„Scheinbare Sicherheit“: FCM-Präsident äußert sich zu personalisierten Tickets und weiteren Maßnahmen
Magdeburg – Im Rahmen der MDR-Diskussionsrunde „Fans versus Polizei – Wo liegen die Probleme im Fußball?“ wurde intensiv über Stadiongewalt und die Auseinandersetzungen zwischen den Anhängern des 1. FC Magdeburg und der Polizei debattiert. Mit dabei auf dem Podium war auch FCM-Präsident Jörg Biastoch (62).
Die Vorfälle zwischen Fans und Polizei beim Duell des FCM gegen Dynamo Dresden liegen inzwischen fast einen Monat zurück. Dennoch wird weiterhin intensiv darüber diskutiert, welche präventiven Maßnahmen sinnvoll sind und welche Konsequenzen die mutmaßlichen Täter zu tragen haben.
„Wir wünschen uns Gesichtserkennung, eventuell auch den Einsatz von Drohnen, um die (vermutlichen) Täter zu identifizieren“, schlägt die Landesvorsitzende der Polizeigewerkschaft, Nancy Emmel, als Lösung vor. In diesem Zusammenhang werden auch personalisierte Eintrittskarten, die international bereits verbreitet sind, als weiterer Ansatz genannt.
FCM-Präsident Jörg Biastoch äußerte sich hierzu eindeutig: „Personalisierte Tickets bieten meiner Meinung nach nur eine trügerische Sicherheit. Im Bereich der Stehplätze ist es kaum möglich, den Aufenthaltsort einzelner Personen nachzuverfolgen.“ Auch den Vorschlag, Drohnen einzusetzen, lehnt er ab: „Der Einsatz von KI-gesteuerten Drohnen mit Gesichtserkennung wäre rechtswidrig. Das ist in Deutschland verboten.“
Gleichzeitig betont der 62-Jährige, dass mit den Ausschreitungen beim sogenannten Elb-Clásico für ihn eine klare Grenze überschritten wurde. Das Verfahren gegen die Verantwortlichen läuft derzeit noch.

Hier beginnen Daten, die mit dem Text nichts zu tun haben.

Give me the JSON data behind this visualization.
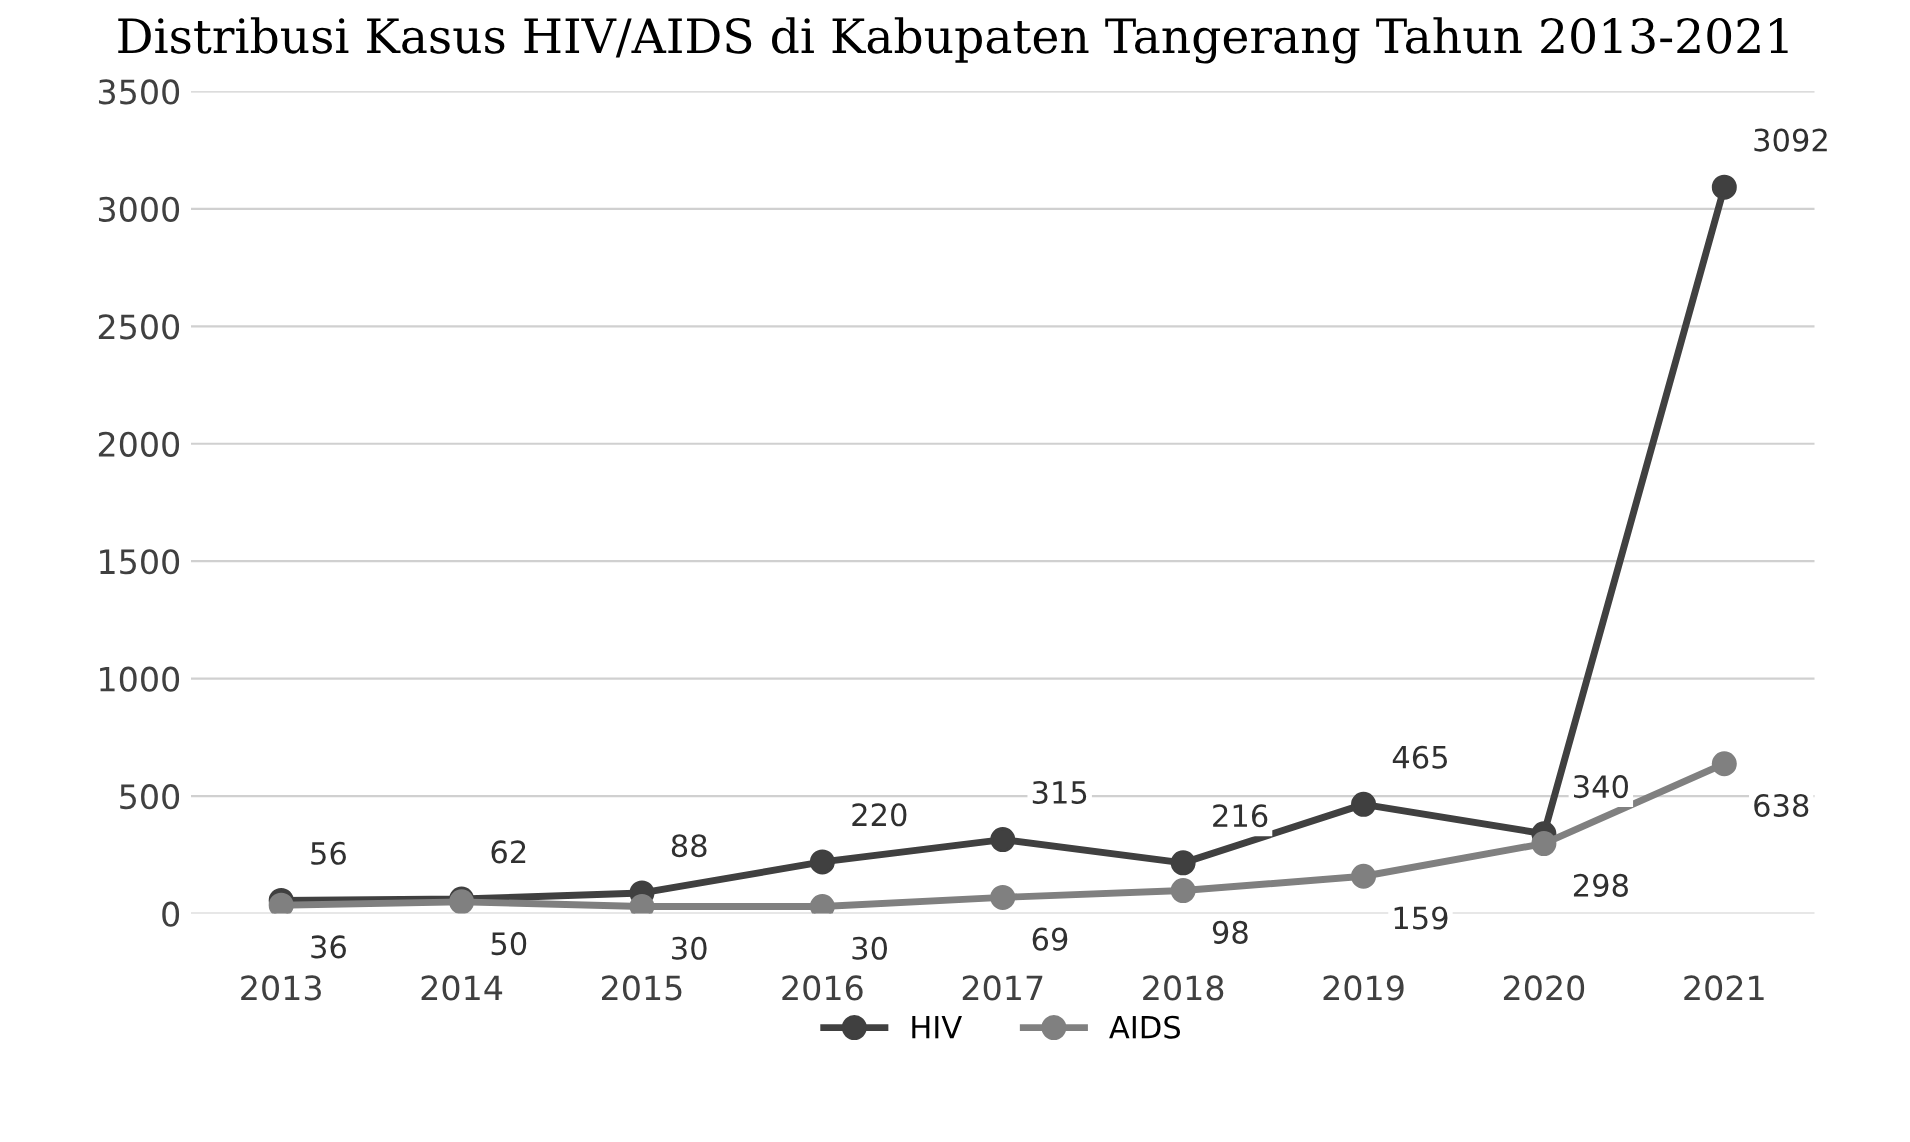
{
  "chart_data": {
    "type": "line",
    "title": "Distribusi Kasus HIV/AIDS di Kabupaten Tangerang Tahun 2013-2021",
    "categories": [
      "2013",
      "2014",
      "2015",
      "2016",
      "2017",
      "2018",
      "2019",
      "2020",
      "2021"
    ],
    "series": [
      {
        "name": "HIV",
        "color": "#404040",
        "values": [
          56,
          62,
          88,
          220,
          315,
          216,
          465,
          340,
          3092
        ]
      },
      {
        "name": "AIDS",
        "color": "#808080",
        "values": [
          36,
          50,
          30,
          30,
          69,
          98,
          159,
          298,
          638
        ]
      }
    ],
    "ylim": [
      0,
      3500
    ],
    "yticks": [
      0,
      500,
      1000,
      1500,
      2000,
      2500,
      3000,
      3500
    ],
    "grid": "y",
    "legend": "bottom",
    "marker": "circle",
    "data_labels": true
  }
}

Unstrittig ist, dass solche Gewaltexzesse unbedingt verhindert werden müssen. Tamara Zieschang (55), Innenministerin von Sachsen-Anhalt, greift in der Diskussion auch die Forderungen der Fans auf, die meinen, dass Polizeikräfte im Stadion, insbesondere vor den eigenen Fanblöcken, nichts zu suchen hätten.
„Für die Polizei gibt es keine Sperrgebiete. Sie hat das Recht, sich überall im Stadion aufzuhalten“, erklärt Zieschang. Zudem beschreibt sie die Stimmung unter den Einsatzkräften nach dem Vorfall: „Viele der eingesetzten Polizisten waren jung und hatten zuvor noch nie eine derartige Gewalt erlebt.“
Für sie steht fest, dass bei festgestellter Identität der mutmaßlichen Täter Stadionverbote ausgesprochen werden müssen. Besonders in einem Fall: „Für die Person, die sich derzeit wegen versuchten Mordes in Untersuchungshaft befindet, sollte über ein lebenslanges Stadionverbot nachgedacht werden.“
Derzeit beträgt die maximal mögliche Strafe allerdings ein fünfjähriges Stadionverbot. Laut Jörg Biastoch ist das der richtige Weg, denn „Stadionverbote müssen präventiv wirken“. Er fügt jedoch hinzu, dass er bei schweren Fällen nicht zögern würde, das Hausrecht rigoros anzuwenden.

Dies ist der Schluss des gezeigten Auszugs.